Competent chimpanzee nutcrackers
Humans consider themselves as the tool user par excellence. Previous work comparing human tool use skills to that of other species tended to place the animals in artificial conditions far removed from their natural environments. Such comparisons disadvantage the animals and lead to underestimating the tool use demonstrated by wild populations. In a first comparison between individuals of two groups of humans and chimpanzees cracking nuts in their natural environment, researchers recently tested how quickly and how completely a technique was acquired by the offspring of the two species.
The Taï chimpanzees in Côte d"Ivoire, famous for their nut-cracking behavior, were compared to the Mbendjele BaYaka people, who also habitually crack the same species of nuts, Panda oleosa, in the forest of the Republic of Congo. Following Mbendjele women groups as they foraged in the forest, the scientists used the same measures of efficiencies as used previously on the Taï chimpanzees to observe how the technique is acquired by both groups in the forest.
In a previous study published in 2017, Christophe Boesch, director at the Max Planck Institute for Evolutionary Anthropology and lead author, and colleagues compared the efficiencies of adult females in both species, revealing surprising similarities in the performances of the two populations, despite the use of different tools—the humans used sharp-cutting metal hammers, and the chimpanzees used stone hammers. In the present study, the "apprentices" of both species acquired the technique initially slowly, with similar kinds of mistakes, such as hitting the anvil directly with the nut, or placing the nut on the ground instead on the anvil, and both techniques required years of practice for expert proficiency.
Boesch said, "This study is the first to compare humans and chimpanzees performing the same technique in the forest, thereby ensuring that the two species possess the same level of prior experience with the tools used, the nuts, as well as the potential of observing experts pounding the nuts. In both species, prior experience is key to the acquisition of technical skills."
However, even after correcting for differences in speed of maturation between the two species, chimpanzees acquired the technique more rapidly and reached adult efficiency earlier than humans. "Obviously, the Mbendjele people solve more complex technical skills on a daily basis in the Congo forest, but it is intriguing to see that in one technical challenge, the technical skills are acquired more rapidly in chimpanzees than in humans. Nuts constitute an important part of the diet for many months each year for chimpanzees, while they may play a lesser role for humans, and so this could illustrate the power of the environment as a selective pressure for learning skills," concluded Boesch.
Furthermore, teaching, which has regularly been proposed as a unique human ability, was observed regularly in both species between experts and apprentices learning the technique. Nut-cracking involves a relatively complex technique employing three distinct objects, the nut, the anvil and the hammer, which need to be arranged and used in a particular way to open the nuts without smashing them. The frequency of the teaching interactions observed in both species supports the idea that teaching facilitates the acquisition of a technique and should therefore be more frequent for complex behaviors in both species.

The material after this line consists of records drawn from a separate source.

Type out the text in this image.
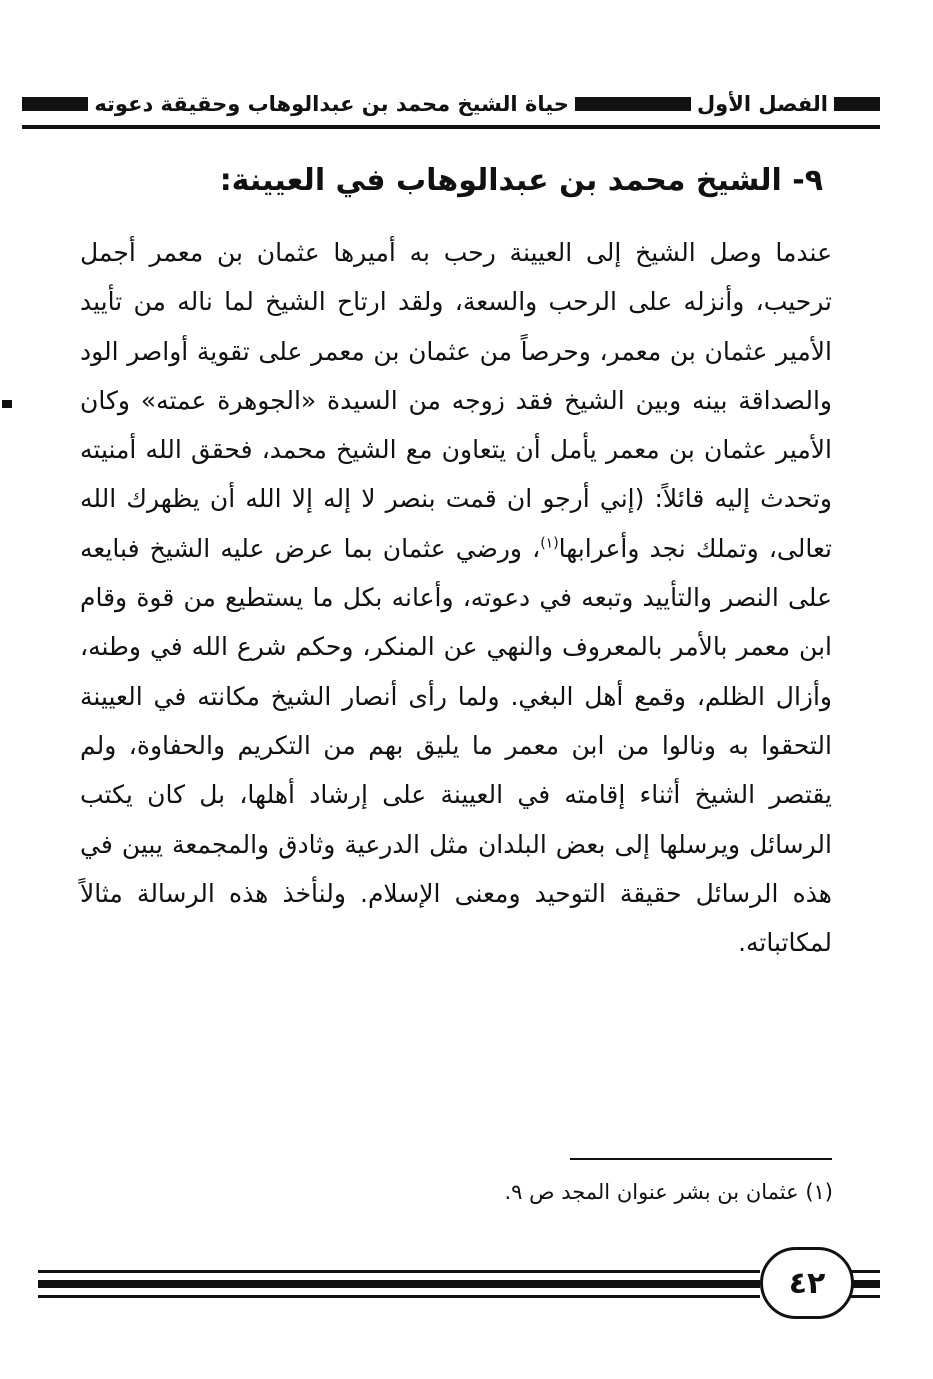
الفصل الأول
حياة الشيخ محمد بن عبدالوهاب وحقيقة دعوته
٩- الشيخ محمد بن عبدالوهاب في العيينة:

عندما وصل الشيخ إلى العيينة رحب به أميرها عثمان بن معمر أجمل ترحيب، وأنزله على الرحب والسعة، ولقد ارتاح الشيخ لما ناله من تأييد الأمير عثمان بن معمر، وحرصاً من عثمان بن معمر على تقوية أواصر الود والصداقة بينه وبين الشيخ فقد زوجه من السيدة «الجوهرة عمته» وكان الأمير عثمان بن معمر يأمل أن يتعاون مع الشيخ محمد، فحقق الله أمنيته وتحدث إليه قائلاً: (إني أرجو ان قمت بنصر لا إله إلا الله أن يظهرك الله تعالى، وتملك نجد وأعرابها$^{(١)}$، ورضي عثمان بما عرض عليه الشيخ فبايعه على النصر والتأييد وتبعه في دعوته، وأعانه بكل ما يستطيع من قوة وقام ابن معمر بالأمر بالمعروف والنهي عن المنكر، وحكم شرع الله في وطنه، وأزال الظلم، وقمع أهل البغي. ولما رأى أنصار الشيخ مكانته في العيينة التحقوا به ونالوا من ابن معمر ما يليق بهم من التكريم والحفاوة، ولم يقتصر الشيخ أثناء إقامته في العيينة على إرشاد أهلها، بل كان يكتب الرسائل ويرسلها إلى بعض البلدان مثل الدرعية وثادق والمجمعة يبين في هذه الرسائل حقيقة التوحيد ومعنى الإسلام. ولنأخذ هذه الرسالة مثالاً لمكاتباته.

(١) عثمان بن بشر عنوان المجد ص ٩.
٤٢
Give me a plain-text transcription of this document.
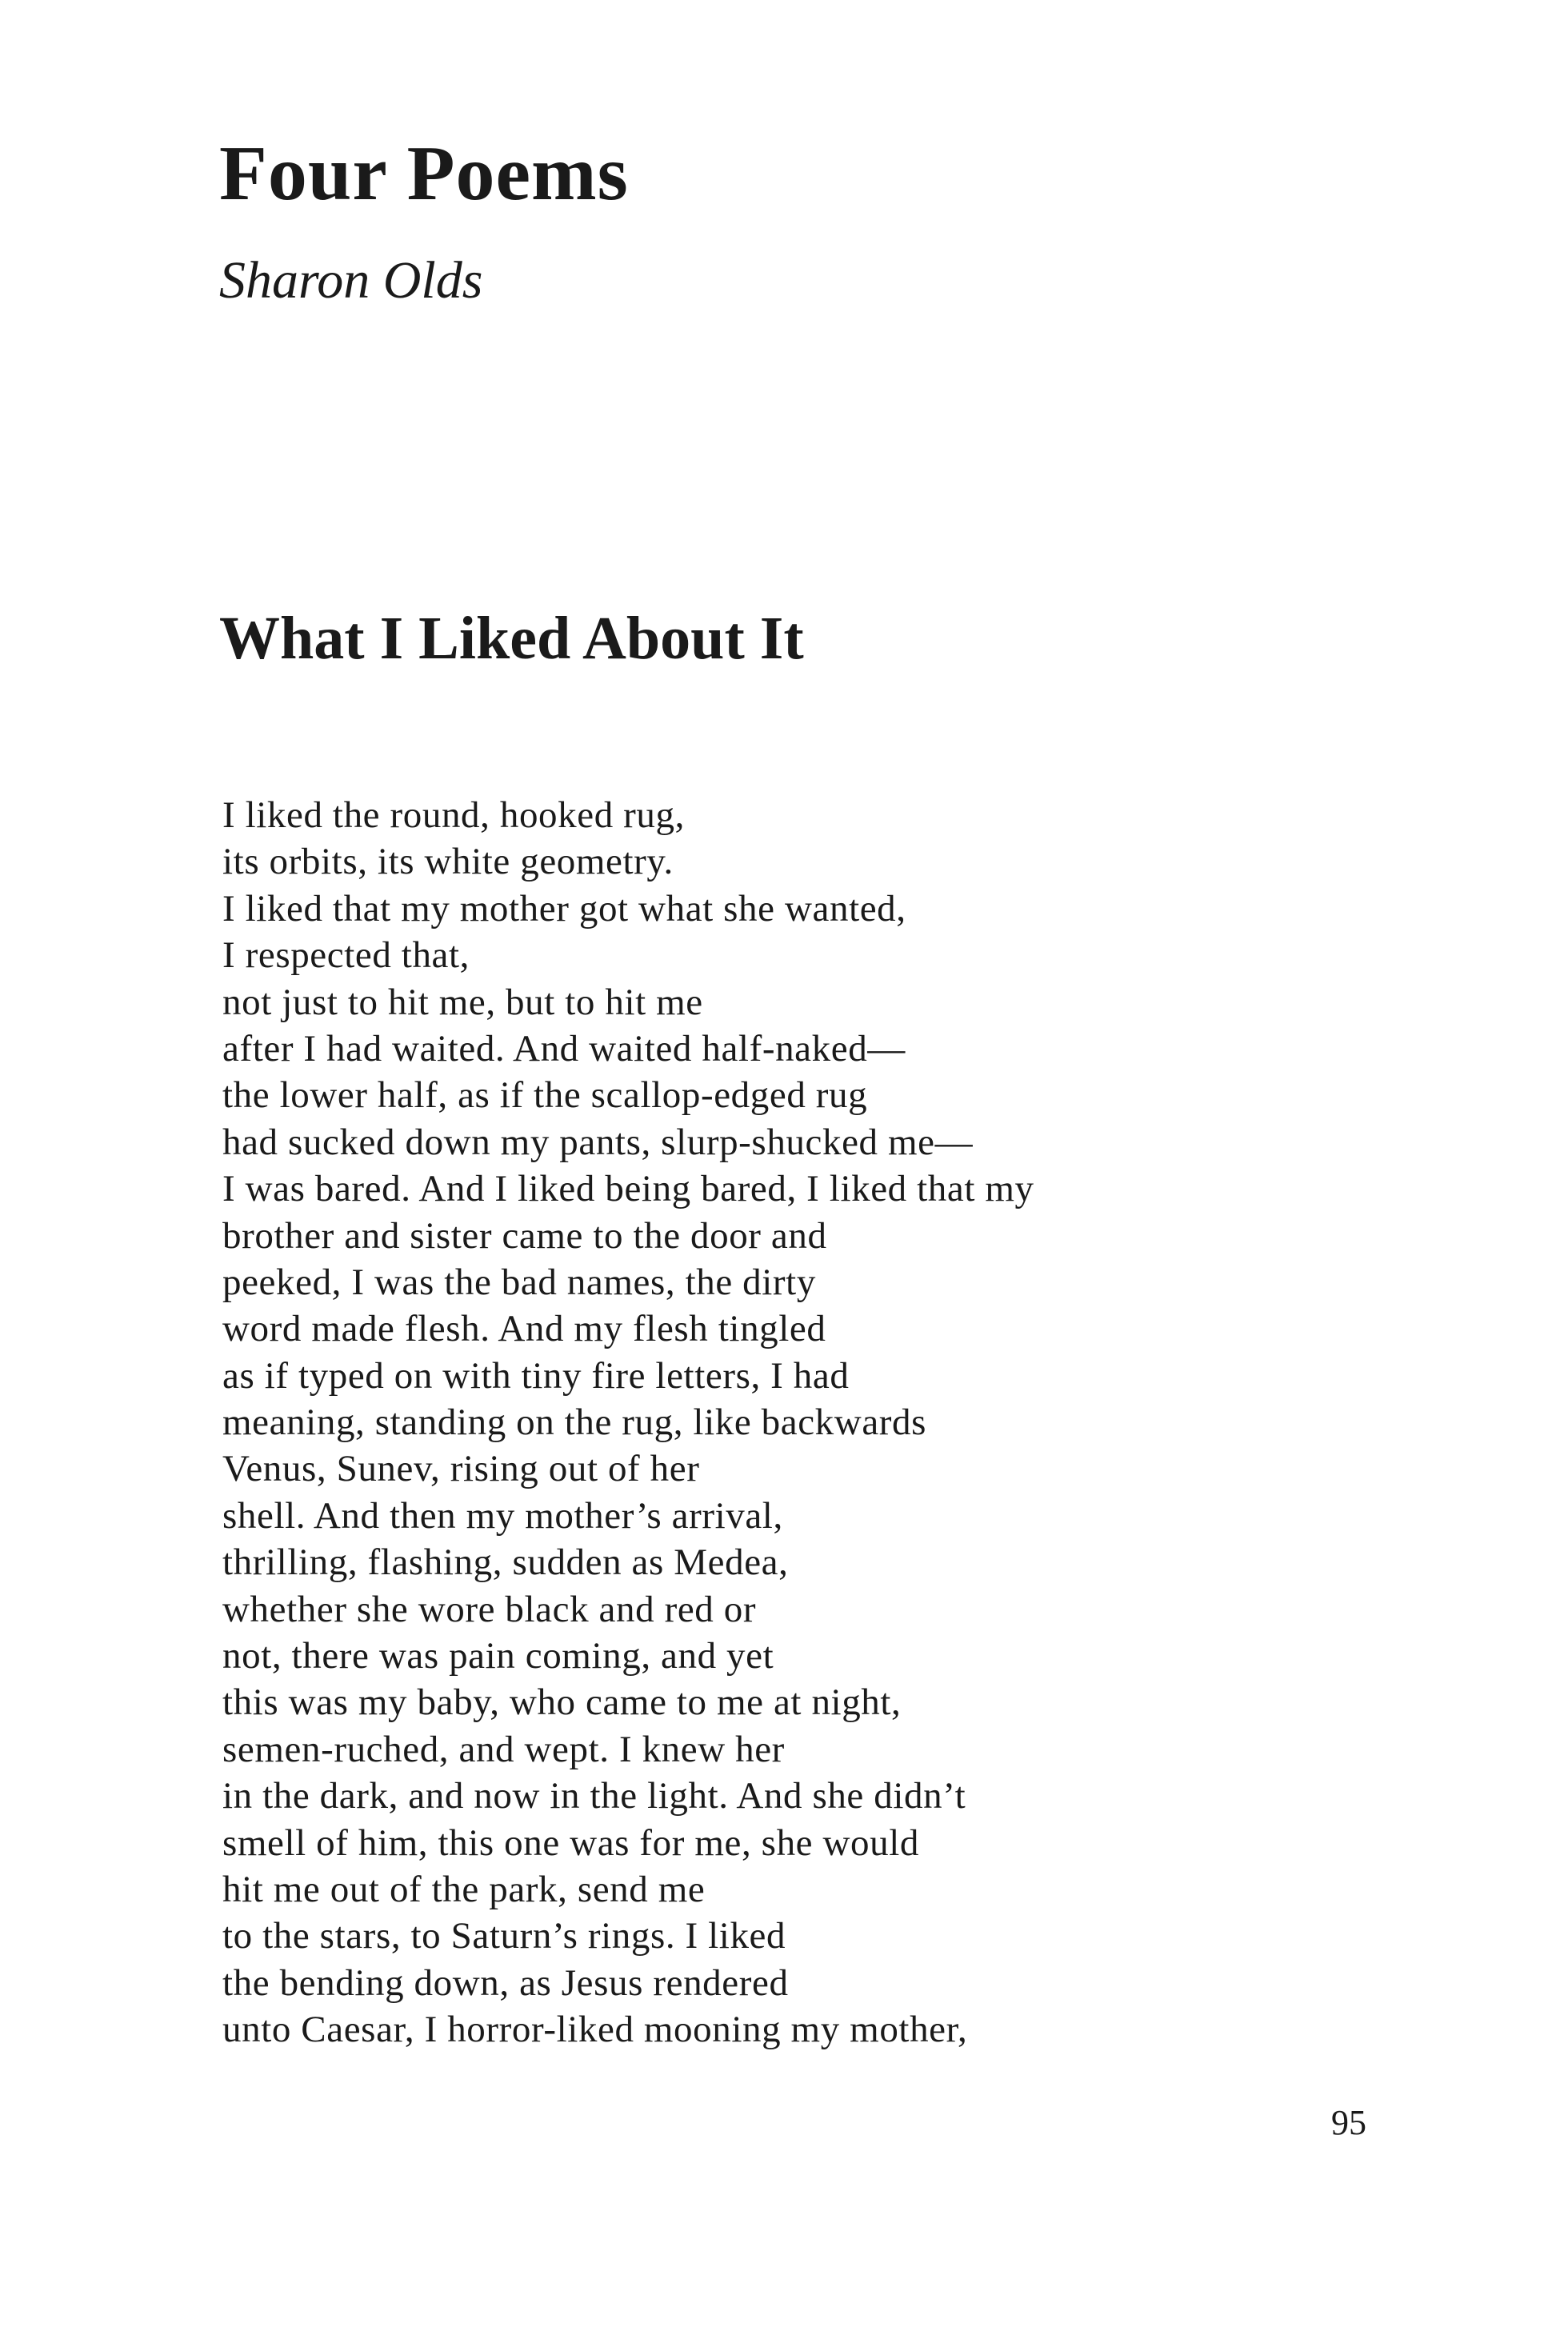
Four Poems

Sharon Olds

What I Liked About It
I liked the round, hooked rug,
its orbits, its white geometry.
I liked that my mother got what she wanted,
I respected that,
not just to hit me, but to hit me
after I had waited. And waited half-naked—
the lower half, as if the scallop-edged rug
had sucked down my pants, slurp-shucked me—
I was bared. And I liked being bared, I liked that my
brother and sister came to the door and
peeked, I was the bad names, the dirty
word made flesh. And my flesh tingled
as if typed on with tiny fire letters, I had
meaning, standing on the rug, like backwards
Venus, Sunev, rising out of her
shell. And then my mother’s arrival,
thrilling, flashing, sudden as Medea,
whether she wore black and red or
not, there was pain coming, and yet
this was my baby, who came to me at night,
semen-ruched, and wept. I knew her
in the dark, and now in the light. And she didn’t
smell of him, this one was for me, she would
hit me out of the park, send me
to the stars, to Saturn’s rings. I liked
the bending down, as Jesus rendered
unto Caesar, I horror-liked mooning my mother,
95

The relatively similar level of teaching interactions in the two species and the more rapid acquisition of nut-cracking proficiency in chimpanzees come as a surprise, given the assumption that humans are generally superior in tool use. The authors stress that both chimpanzees and humans need to adapt to the challenges they face daily in the environment, and the more similar the problems are, the more similar the solutions and cognitive skills both species will develop. Similar natural comparisons in the future will add to the much-needed comparative assessment of the technical skills of the two species and allow assessment of how humans may truly differ in tool use.